3. Put filling into a pastry bag, or zip-loc bag (seal and cut off one tip, to make your own pastry bag), and fill egg halves and place into carton.
4. garnish with a sprinkle of Paprika, chill until ready to take. Allow to come to room temp before serving. Makes 12. 

About the Authors/ Photographer: 

Errol Laborde, the editor of New Orleans Magazine, has won more than twenty-five New Orleans Press Club Awards for outstanding journalism since 1972. A producer and panelist on public television’s Informed Sources, an award-winning program that explores local politics, Laborde is also the founding president and a current board member of the annual Tennessee Williams/New Orleans Literary Festival. Laborde’s previously works include I Never Danced With an Eggplant (On a Streetcar Before): Chronicles of Life and Adventures in New Orleans, published by Pelican. He lives in New Orleans.

Mitchel Osborne is a New Orleans native and nationally renowned photographer. His work has taken him to such varied places as the Louisiana swamps, the Pacific Northwest, and the Australian outback.

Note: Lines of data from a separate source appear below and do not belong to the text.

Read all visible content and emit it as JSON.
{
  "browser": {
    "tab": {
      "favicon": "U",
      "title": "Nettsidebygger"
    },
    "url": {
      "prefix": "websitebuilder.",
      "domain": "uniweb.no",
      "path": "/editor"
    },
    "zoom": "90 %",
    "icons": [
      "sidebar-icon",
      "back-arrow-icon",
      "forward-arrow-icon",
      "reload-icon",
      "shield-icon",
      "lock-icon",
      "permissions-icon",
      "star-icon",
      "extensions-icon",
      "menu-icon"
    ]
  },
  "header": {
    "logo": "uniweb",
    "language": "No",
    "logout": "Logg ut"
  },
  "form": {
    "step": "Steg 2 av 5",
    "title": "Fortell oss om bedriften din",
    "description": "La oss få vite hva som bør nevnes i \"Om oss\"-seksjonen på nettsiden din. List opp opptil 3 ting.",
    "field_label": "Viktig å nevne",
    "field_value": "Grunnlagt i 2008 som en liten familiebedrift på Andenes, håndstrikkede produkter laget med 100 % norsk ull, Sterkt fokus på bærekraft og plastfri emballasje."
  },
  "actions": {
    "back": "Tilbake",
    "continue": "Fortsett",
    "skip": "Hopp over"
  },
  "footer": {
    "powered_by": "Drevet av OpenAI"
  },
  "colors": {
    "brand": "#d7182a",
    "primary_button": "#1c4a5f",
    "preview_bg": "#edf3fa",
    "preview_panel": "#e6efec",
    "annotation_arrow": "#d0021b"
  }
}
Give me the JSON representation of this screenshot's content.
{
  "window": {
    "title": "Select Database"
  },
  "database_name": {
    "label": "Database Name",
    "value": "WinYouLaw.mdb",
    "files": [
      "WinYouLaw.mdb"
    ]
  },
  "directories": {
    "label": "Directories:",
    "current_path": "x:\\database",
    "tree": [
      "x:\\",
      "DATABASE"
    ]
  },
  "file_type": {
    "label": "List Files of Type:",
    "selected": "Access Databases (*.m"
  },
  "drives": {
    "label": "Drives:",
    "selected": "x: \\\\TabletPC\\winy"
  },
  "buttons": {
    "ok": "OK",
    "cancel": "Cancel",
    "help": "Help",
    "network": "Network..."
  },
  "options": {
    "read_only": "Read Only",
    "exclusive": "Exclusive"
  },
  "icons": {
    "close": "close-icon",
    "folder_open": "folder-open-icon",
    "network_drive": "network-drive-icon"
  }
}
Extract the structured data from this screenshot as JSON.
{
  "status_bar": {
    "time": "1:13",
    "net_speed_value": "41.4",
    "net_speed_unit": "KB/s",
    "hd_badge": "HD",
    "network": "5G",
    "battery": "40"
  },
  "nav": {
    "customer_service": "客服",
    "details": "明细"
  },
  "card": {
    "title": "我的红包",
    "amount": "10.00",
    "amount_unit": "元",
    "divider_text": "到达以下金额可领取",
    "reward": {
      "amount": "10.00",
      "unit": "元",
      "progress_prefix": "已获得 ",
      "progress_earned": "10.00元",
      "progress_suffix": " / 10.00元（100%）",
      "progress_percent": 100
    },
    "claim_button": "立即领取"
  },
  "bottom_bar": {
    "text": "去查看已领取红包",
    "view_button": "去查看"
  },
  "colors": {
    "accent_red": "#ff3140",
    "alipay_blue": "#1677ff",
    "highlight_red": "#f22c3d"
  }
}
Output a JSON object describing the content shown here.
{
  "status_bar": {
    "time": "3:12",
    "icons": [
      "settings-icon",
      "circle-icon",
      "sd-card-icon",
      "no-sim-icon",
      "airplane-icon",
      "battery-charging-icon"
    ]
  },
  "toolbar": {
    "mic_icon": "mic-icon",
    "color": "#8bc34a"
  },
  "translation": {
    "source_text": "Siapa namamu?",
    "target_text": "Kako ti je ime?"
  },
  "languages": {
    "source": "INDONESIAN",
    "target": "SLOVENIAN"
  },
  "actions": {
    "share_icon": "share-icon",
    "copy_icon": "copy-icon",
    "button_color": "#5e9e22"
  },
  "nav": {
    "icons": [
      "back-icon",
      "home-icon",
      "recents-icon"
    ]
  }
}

Osborne’s interest in Mardi Gras developed early in life, and he has contributed to three books and a series of calendars on the subject. He resides near the Puget Sound in Washington.

Peggy Scott Laborde is the producer and host of public television’s Steppin’ Out, which airs in New Orleans. Her professional accomplishments and efforts in conserving the arts and history of New Orleans have earned her numerous awards and praise. Laborde is also the author of Pelican’s Canal Street: New Orleans’ Great Wide Way, Christmas in New Orleans, and Lost Restaurants of New Orleans. She lives in New Orleans.